While Adams says there are no quick or easy ways to become fit, she suggests that sedentary beginners start building their aerobic base, endurance and stamina, known as cardio conditioning. After two solid weeks of cardio training — whether it is walking, swimming, biking or another heart-pumping activity — begin to gradually introduce strength training.
|“The best way to burn fat is to build muscle and get strong. The fat-burning part will take care of itself once you start building muscle. The best way to build muscle is to strength train, and your body weight is one of the best weights available — no gym or equipment required.”|
“The best way to burn fat is to build muscle and get strong,” Adams said. “The fat-burning part will take care of itself once you start building muscle. The best way to build muscle is to strength train, and your body weight is one of the best weights available — no gym or equipment required.”
Adams says the first noticeable improvements will show up very quickly: Mood, energy level and seeing a physical difference can come in as little as a week.
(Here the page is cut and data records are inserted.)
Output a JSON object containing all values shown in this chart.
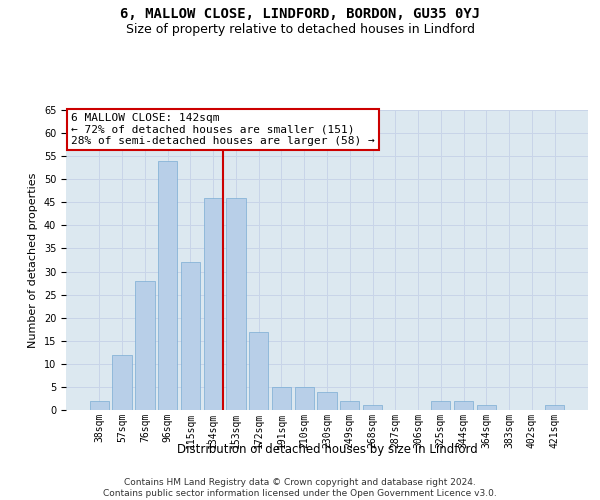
{
  "title": "6, MALLOW CLOSE, LINDFORD, BORDON, GU35 0YJ",
  "subtitle": "Size of property relative to detached houses in Lindford",
  "xlabel": "Distribution of detached houses by size in Lindford",
  "ylabel": "Number of detached properties",
  "footer_line1": "Contains HM Land Registry data © Crown copyright and database right 2024.",
  "footer_line2": "Contains public sector information licensed under the Open Government Licence v3.0.",
  "bins": [
    "38sqm",
    "57sqm",
    "76sqm",
    "96sqm",
    "115sqm",
    "134sqm",
    "153sqm",
    "172sqm",
    "191sqm",
    "210sqm",
    "230sqm",
    "249sqm",
    "268sqm",
    "287sqm",
    "306sqm",
    "325sqm",
    "344sqm",
    "364sqm",
    "383sqm",
    "402sqm",
    "421sqm"
  ],
  "values": [
    2,
    12,
    28,
    54,
    32,
    46,
    46,
    17,
    5,
    5,
    4,
    2,
    1,
    0,
    0,
    2,
    2,
    1,
    0,
    0,
    1
  ],
  "bar_color": "#b8cfe8",
  "bar_edge_color": "#7aadd4",
  "vline_color": "#cc0000",
  "annotation_text": "6 MALLOW CLOSE: 142sqm\n← 72% of detached houses are smaller (151)\n28% of semi-detached houses are larger (58) →",
  "annotation_box_color": "#ffffff",
  "annotation_box_edge": "#cc0000",
  "ylim": [
    0,
    65
  ],
  "yticks": [
    0,
    5,
    10,
    15,
    20,
    25,
    30,
    35,
    40,
    45,
    50,
    55,
    60,
    65
  ],
  "grid_color": "#c8d4e8",
  "plot_bg_color": "#dce8f0",
  "title_fontsize": 10,
  "subtitle_fontsize": 9,
  "xlabel_fontsize": 8.5,
  "ylabel_fontsize": 8,
  "tick_fontsize": 7,
  "annotation_fontsize": 8,
  "footer_fontsize": 6.5
}
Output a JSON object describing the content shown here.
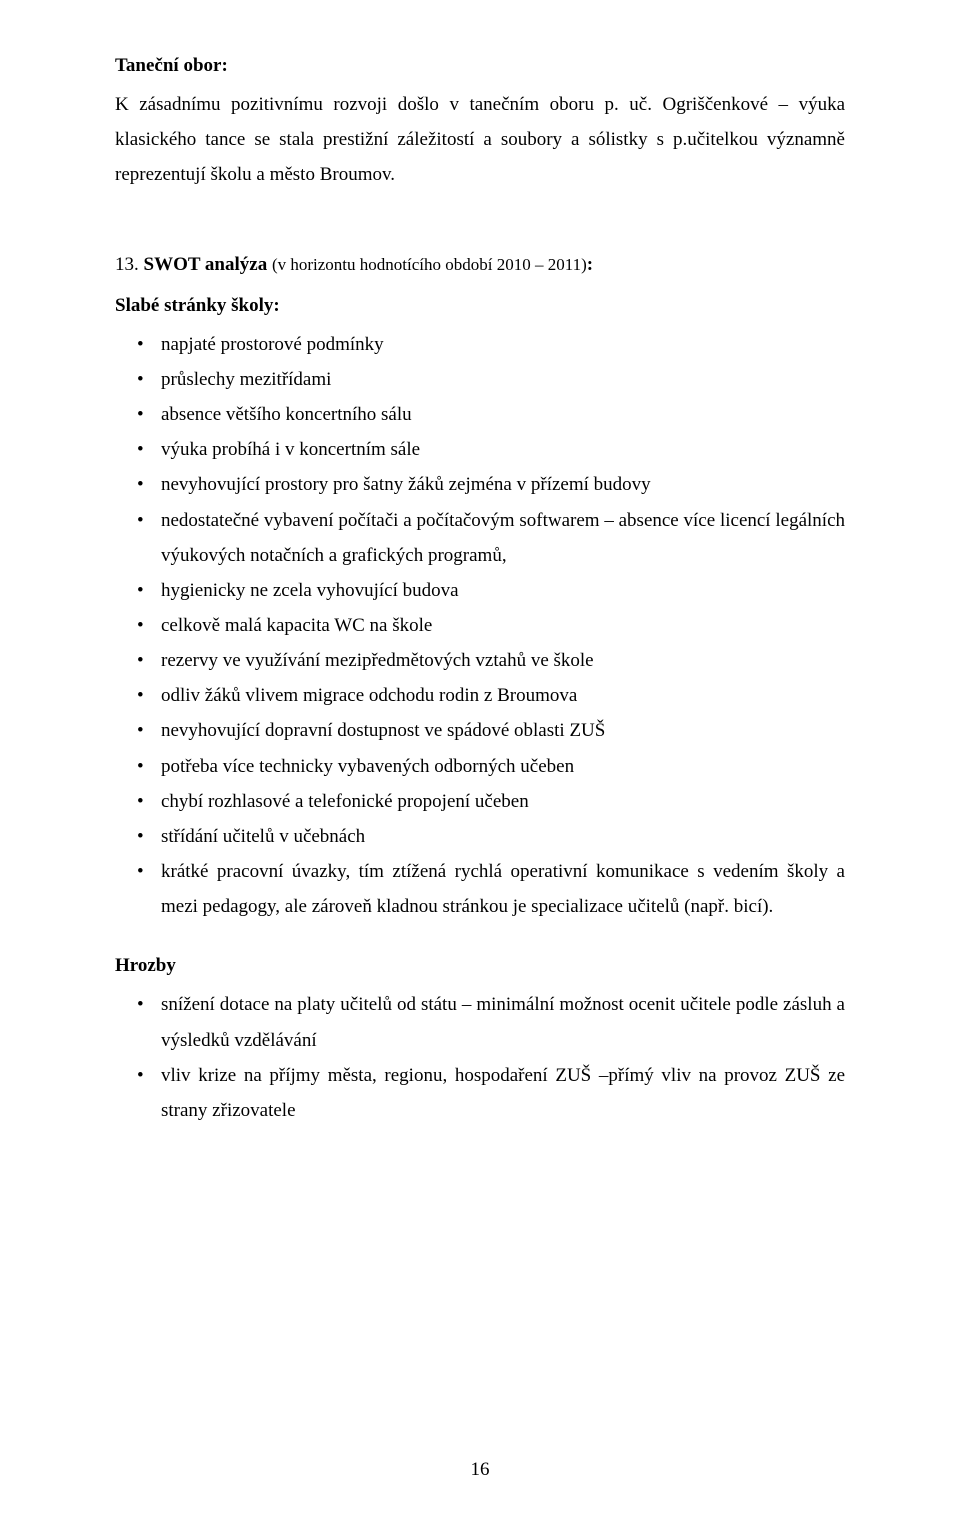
{
  "colors": {
    "text": "#000000",
    "background": "#ffffff"
  },
  "typography": {
    "body_family": "Times New Roman",
    "body_size_pt": 14,
    "line_height": 1.85
  },
  "tanecni": {
    "heading": "Taneční obor:",
    "paragraph": "K zásadnímu pozitivnímu rozvoji došlo v tanečním oboru p. uč. Ogriščenkové – výuka klasického tance se stala prestižní záležitostí a soubory a sólistky s p.učitelkou významně reprezentují školu a město Broumov."
  },
  "swot": {
    "number": "13.",
    "title_main": "SWOT analýza ",
    "title_paren": "(v horizontu hodnotícího období 2010 – 2011)",
    "title_colon": ":",
    "slabe_heading": "Slabé stránky školy:",
    "slabe_items": [
      "napjaté prostorové podmínky",
      "průslechy mezitřídami",
      "absence většího koncertního sálu",
      "výuka probíhá i v koncertním sále",
      "nevyhovující prostory pro šatny žáků zejména v přízemí budovy",
      "nedostatečné vybavení počítači a počítačovým softwarem – absence více licencí legálních výukových notačních a grafických programů,",
      "hygienicky ne zcela vyhovující budova",
      "celkově malá kapacita WC na škole",
      "rezervy ve využívání mezipředmětových vztahů ve škole",
      "odliv žáků vlivem migrace odchodu rodin z Broumova",
      "nevyhovující dopravní dostupnost ve spádové oblasti ZUŠ",
      "potřeba více technicky vybavených odborných  učeben",
      "chybí rozhlasové a telefonické propojení učeben",
      "střídání učitelů v učebnách",
      "krátké pracovní úvazky, tím ztížená rychlá operativní komunikace s vedením školy a mezi pedagogy, ale zároveň kladnou stránkou je specializace učitelů (např. bicí)."
    ]
  },
  "hrozby": {
    "heading": "Hrozby",
    "items": [
      "snížení dotace na platy učitelů od státu – minimální možnost ocenit učitele podle zásluh a výsledků vzdělávání",
      "vliv krize na příjmy města, regionu, hospodaření ZUŠ –přímý vliv na provoz ZUŠ  ze strany zřizovatele"
    ]
  },
  "page_number": "16"
}
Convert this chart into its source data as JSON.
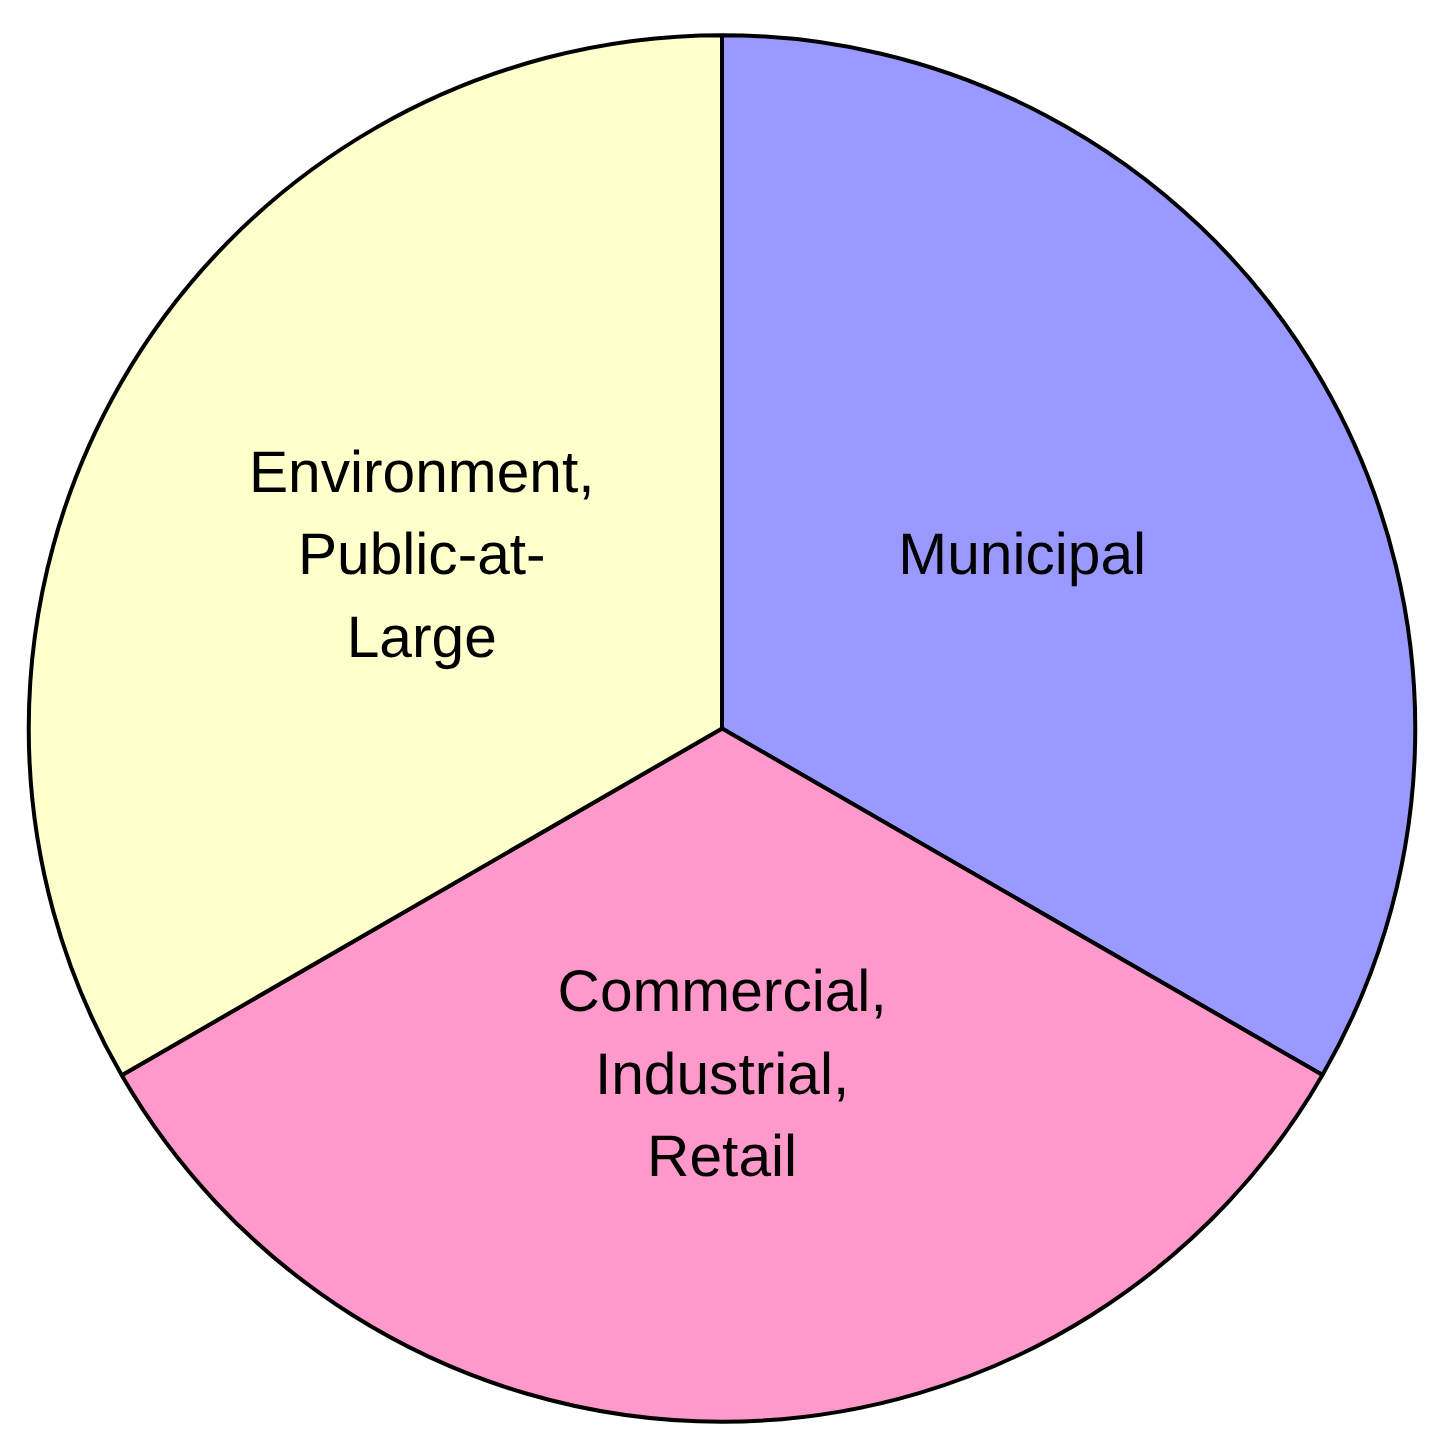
{
  "chart_data": {
    "type": "pie",
    "categories": [
      "Municipal",
      "Commercial,\nIndustrial,\nRetail",
      "Environment,\nPublic-at-\nLarge"
    ],
    "values": [
      33.33,
      33.33,
      33.34
    ],
    "colors": [
      "#9999ff",
      "#ff99cc",
      "#ffffcc"
    ]
  }
}
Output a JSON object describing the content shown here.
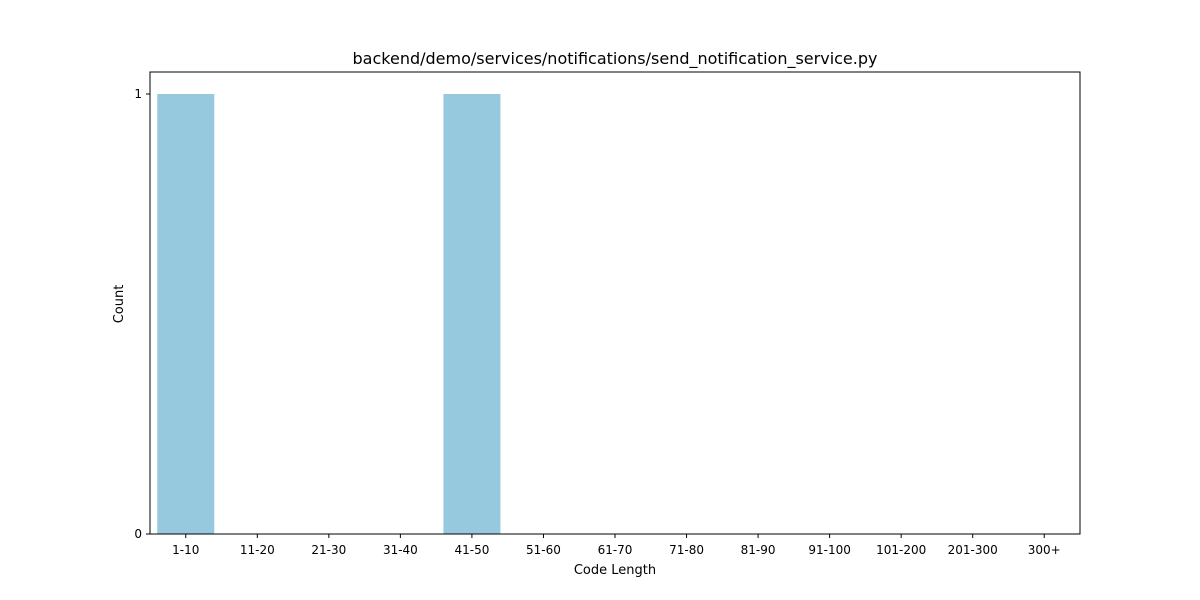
{
  "chart_data": {
    "type": "bar",
    "title": "backend/demo/services/notifications/send_notification_service.py",
    "xlabel": "Code Length",
    "ylabel": "Count",
    "categories": [
      "1-10",
      "11-20",
      "21-30",
      "31-40",
      "41-50",
      "51-60",
      "61-70",
      "71-80",
      "81-90",
      "91-100",
      "101-200",
      "201-300",
      "300+"
    ],
    "values": [
      1,
      0,
      0,
      0,
      1,
      0,
      0,
      0,
      0,
      0,
      0,
      0,
      0
    ],
    "yticks": [
      0,
      1
    ],
    "ylim": [
      0,
      1
    ],
    "grid": false,
    "bar_color": "#96c9dd"
  }
}
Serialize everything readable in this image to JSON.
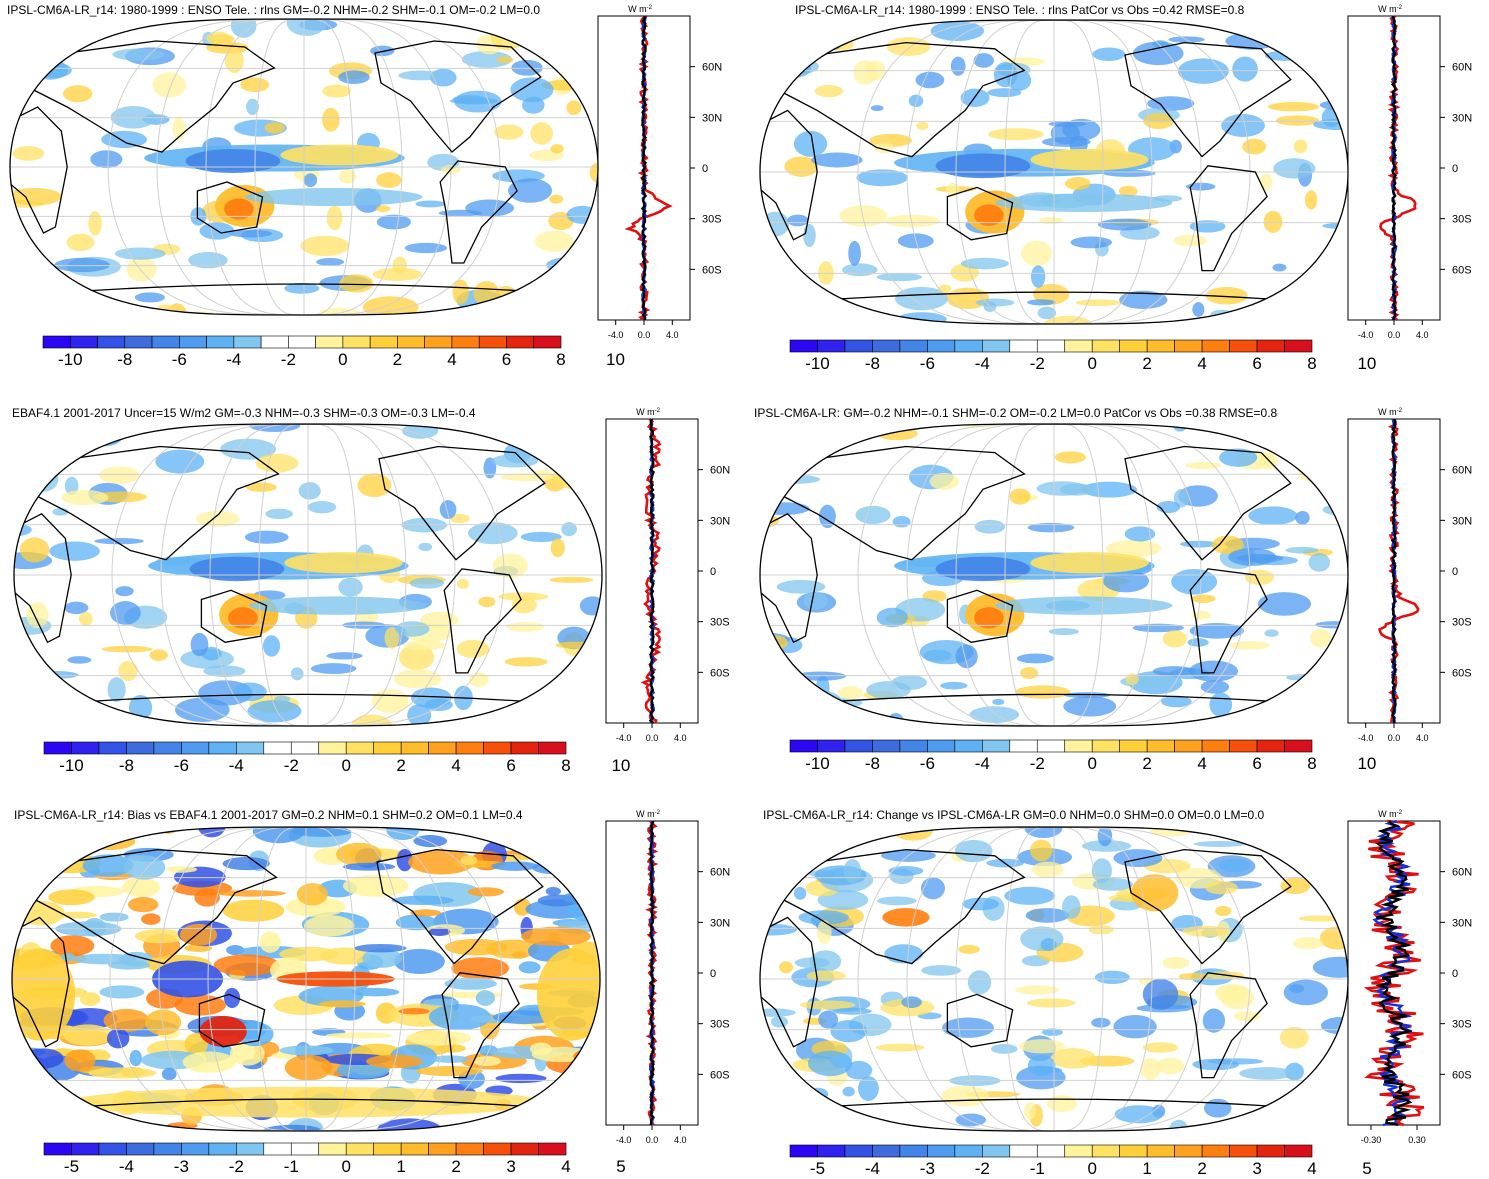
{
  "colors": {
    "cbar6": [
      "#2b06f2",
      "#2f22ee",
      "#3352e6",
      "#3e6bdd",
      "#4384e8",
      "#4f9bf0",
      "#5eb2f4",
      "#81c6ee",
      "#ffffff",
      "#ffffff",
      "#fff39c",
      "#ffe163",
      "#ffd03a",
      "#ffbd2c",
      "#ffa01e",
      "#ff7e10",
      "#f6500a",
      "#e32510",
      "#d8101c"
    ],
    "land_line": "#000000",
    "grid": "#d0d0d0"
  },
  "panels": [
    {
      "title": "IPSL-CM6A-LR_r14: 1980-1999 : ENSO Tele. : rlns GM=-0.2 NHM=-0.2 SHM=-0.1 OM=-0.2 LM=0.0",
      "zonal_unit": "W m",
      "zonal_unit_sup": "-2",
      "lat_ticks": [
        "60N",
        "30N",
        "0",
        "30S",
        "60S"
      ],
      "x_ticks": [
        "-4.0",
        "0.0",
        "4.0"
      ],
      "cbar_labels": [
        "-10",
        "-8",
        "-6",
        "-4",
        "-2",
        "0",
        "2",
        "4",
        "6",
        "8",
        "10"
      ]
    },
    {
      "title": "IPSL-CM6A-LR_r14: 1980-1999 : ENSO Tele. : rlns PatCor vs Obs =0.42 RMSE=0.8",
      "zonal_unit": "W m",
      "zonal_unit_sup": "-2",
      "lat_ticks": [
        "60N",
        "30N",
        "0",
        "30S",
        "60S"
      ],
      "x_ticks": [
        "-4.0",
        "0.0",
        "4.0"
      ],
      "cbar_labels": [
        "-10",
        "-8",
        "-6",
        "-4",
        "-2",
        "0",
        "2",
        "4",
        "6",
        "8",
        "10"
      ]
    },
    {
      "title": "EBAF4.1 2001-2017 Uncer=15 W/m2 GM=-0.3 NHM=-0.3 SHM=-0.3 OM=-0.3 LM=-0.4",
      "zonal_unit": "W m",
      "zonal_unit_sup": "-2",
      "lat_ticks": [
        "60N",
        "30N",
        "0",
        "30S",
        "60S"
      ],
      "x_ticks": [
        "-4.0",
        "0.0",
        "4.0"
      ],
      "cbar_labels": [
        "-10",
        "-8",
        "-6",
        "-4",
        "-2",
        "0",
        "2",
        "4",
        "6",
        "8",
        "10"
      ]
    },
    {
      "title": "IPSL-CM6A-LR: GM=-0.2 NHM=-0.1 SHM=-0.2 OM=-0.2 LM=0.0 PatCor vs Obs =0.38 RMSE=0.8",
      "zonal_unit": "W m",
      "zonal_unit_sup": "-2",
      "lat_ticks": [
        "60N",
        "30N",
        "0",
        "30S",
        "60S"
      ],
      "x_ticks": [
        "-4.0",
        "0.0",
        "4.0"
      ],
      "cbar_labels": [
        "-10",
        "-8",
        "-6",
        "-4",
        "-2",
        "0",
        "2",
        "4",
        "6",
        "8",
        "10"
      ]
    },
    {
      "title": "IPSL-CM6A-LR_r14: Bias vs EBAF4.1 2001-2017 GM=0.2 NHM=0.1 SHM=0.2 OM=0.1 LM=0.4",
      "zonal_unit": "W m",
      "zonal_unit_sup": "-2",
      "lat_ticks": [
        "60N",
        "30N",
        "0",
        "30S",
        "60S"
      ],
      "x_ticks": [
        "-4.0",
        "0.0",
        "4.0"
      ],
      "cbar_labels": [
        "-5",
        "-4",
        "-3",
        "-2",
        "-1",
        "0",
        "1",
        "2",
        "3",
        "4",
        "5"
      ]
    },
    {
      "title": "IPSL-CM6A-LR_r14: Change vs IPSL-CM6A-LR GM=0.0 NHM=0.0 SHM=0.0 OM=0.0 LM=0.0",
      "zonal_unit": "W m",
      "zonal_unit_sup": "-2",
      "lat_ticks": [
        "60N",
        "30N",
        "0",
        "30S",
        "60S"
      ],
      "x_ticks": [
        "-0.30",
        "0.30"
      ],
      "cbar_labels": [
        "-5",
        "-4",
        "-3",
        "-2",
        "-1",
        "0",
        "1",
        "2",
        "3",
        "4",
        "5"
      ]
    }
  ]
}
For more experienced exercisers, Adams likes high-intensity interval training, or HIIT, which describes any workout that alternates between intense bursts of activity and periods of less-intense activity or even complete rest.
“HIIT has been proved to burn more calories and recruit more muscles over steady-state workouts,” Adams said. “You burn more calories not only during a HIIT workout, but long after. Focus on higher-intensity training for shorter amounts of time rather than long, drawn-out workouts.”
It is the combination of the physical activity and nutrition that will aid in losing weight and keeping it off. Krista Casazza, Ph.D., R.D., assistant professor in the Department of Nutrition Sciences, says that drastic measures aimed at “quick fixes” to shed pounds are not the healthy way to do this.
“Starvation methods cannot be sustained; though cleanses and detoxes are “in,” they really aren’t associated with a great deal of weight loss, and liquid diets such as juicing can result in losing only a few pounds,” Casazza said. “That said, a very low-calorie diet of any sort can lead to substantial weight loss.”
Casazza says it depends on the amount of weight an individual is trying to lose.
“Rapid weight loss is not necessarily unsafe; however, it has to be coupled with adequate vitamin and mineral intake and, most importantly, maintenance of musculoskeletal mass,” Casazza said. “While exercise in itself may not lead to weight loss, the beneficial effects on whole-body metabolism when coupled with dietary restriction cannot be overlooked.”
Focusing on maintaining a balanced diet and eating in moderation are important components of good nutrition in general, for weight loss or weight maintenance, says Lynae Hanks, Ph.D., R.D., a UAB postdoctoral research fellow in the Department of Medicine.
“If your goal is to lose weight, take a look at your typical eating behaviors: Do you drink sugary drinks or indulge in sugary or fatting toppings and condiments? Try cutting back in these areas if you do, and that will be a great start to renovating your diet,” Hanks said. “Add-ins like sugar-sweetened drinks and heavy dressings can sabotage your efforts in losing or maintaining weight.”
Hanks says guilty pleasures do not have to be eliminated altogether as this can lead to feelings of deprivation and then getting off course by overindulging.
“Instead of seeing these items as diet ‘villains,’ eat them in moderation and reward yourself with moderate and planned doses,” Hanks said. “Practice moderation, and balance your meals so you include a healthy variety of nutrition components.”
Hanks suggests being generous with portions of nonstarchy vegetables such as broccoli, cauliflower, carrots, tomatoes, green beans and spinach.
Casazza and Hanks agree that there is no one-size prescription for everybody, but a healthier summer body requires four things:
- sufficient hydration
- nutritious meals
- regular exercise
- adequate sleep daily
“Motivating factors such as ‘bikini season’ are good inspiration for behavior change; however, one should approach adopting a healthier lifestyle in the long term — not simply make changes which are aimed to be short-lived,” Casazza said. “The importance of health should be the focus, not the season.”